Le jeudi 20 août, à quinze heures trente, sa fille Camille arriva avec ses deux enfants — Léa, sept ans, et Nathan, cinq ans. Dehors, il pleuvait à verse, et sur le rebord de la fenêtre traînait un mug de café refroidi que Marlène avait oublié de finir depuis le matin.
— Maman, je file juste dix minutes, je dois passer à la pharmacie — lança Camille en retirant les bottes de pluie des enfants. — Tu les surveilles, hein ?
Les petits coururent aussitôt vers la vitrine des gâteaux.
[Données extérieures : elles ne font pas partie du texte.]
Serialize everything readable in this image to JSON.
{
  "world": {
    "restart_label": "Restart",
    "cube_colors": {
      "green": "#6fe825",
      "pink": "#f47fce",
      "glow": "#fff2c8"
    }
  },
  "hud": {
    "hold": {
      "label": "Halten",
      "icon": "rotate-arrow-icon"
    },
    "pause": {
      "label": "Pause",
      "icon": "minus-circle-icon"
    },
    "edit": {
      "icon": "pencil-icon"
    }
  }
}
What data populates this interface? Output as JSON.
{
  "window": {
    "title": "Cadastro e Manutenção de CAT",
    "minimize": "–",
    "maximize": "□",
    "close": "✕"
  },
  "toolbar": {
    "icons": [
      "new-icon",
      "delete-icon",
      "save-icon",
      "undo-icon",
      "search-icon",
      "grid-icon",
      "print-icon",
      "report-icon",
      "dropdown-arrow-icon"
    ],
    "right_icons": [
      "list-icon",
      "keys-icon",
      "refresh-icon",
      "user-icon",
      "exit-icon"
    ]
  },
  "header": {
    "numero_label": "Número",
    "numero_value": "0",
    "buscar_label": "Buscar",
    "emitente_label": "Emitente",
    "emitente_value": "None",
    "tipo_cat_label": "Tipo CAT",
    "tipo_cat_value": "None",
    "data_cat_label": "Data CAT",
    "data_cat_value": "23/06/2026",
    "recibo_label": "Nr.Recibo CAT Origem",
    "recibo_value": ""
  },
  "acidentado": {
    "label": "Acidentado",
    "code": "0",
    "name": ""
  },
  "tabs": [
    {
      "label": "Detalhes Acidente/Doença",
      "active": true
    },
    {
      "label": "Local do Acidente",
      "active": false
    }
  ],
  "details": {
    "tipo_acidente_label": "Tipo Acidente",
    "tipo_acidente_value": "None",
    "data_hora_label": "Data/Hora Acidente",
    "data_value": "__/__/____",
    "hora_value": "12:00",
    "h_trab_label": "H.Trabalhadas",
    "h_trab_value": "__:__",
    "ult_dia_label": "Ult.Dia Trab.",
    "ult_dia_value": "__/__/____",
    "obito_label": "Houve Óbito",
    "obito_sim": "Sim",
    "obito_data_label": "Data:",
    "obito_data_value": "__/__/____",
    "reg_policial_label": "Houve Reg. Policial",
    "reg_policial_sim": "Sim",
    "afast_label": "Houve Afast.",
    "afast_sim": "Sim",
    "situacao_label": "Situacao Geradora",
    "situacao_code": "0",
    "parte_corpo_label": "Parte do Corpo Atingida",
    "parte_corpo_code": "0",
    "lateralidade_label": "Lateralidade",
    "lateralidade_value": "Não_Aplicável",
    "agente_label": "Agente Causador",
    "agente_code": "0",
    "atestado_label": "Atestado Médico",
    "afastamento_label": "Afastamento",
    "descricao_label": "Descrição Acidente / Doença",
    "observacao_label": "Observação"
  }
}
Léa colla son nez au verre, montrant du doigt les éclairs au chocolat.
— Mamie, tu nous en donnes un ?
Marlène tendait déjà la main vers un sachet en papier quand la porte claqua derrière elle. Camille était revenue plus vite que prévu — la pharmacie devait être fermée pour la pause déjeuner.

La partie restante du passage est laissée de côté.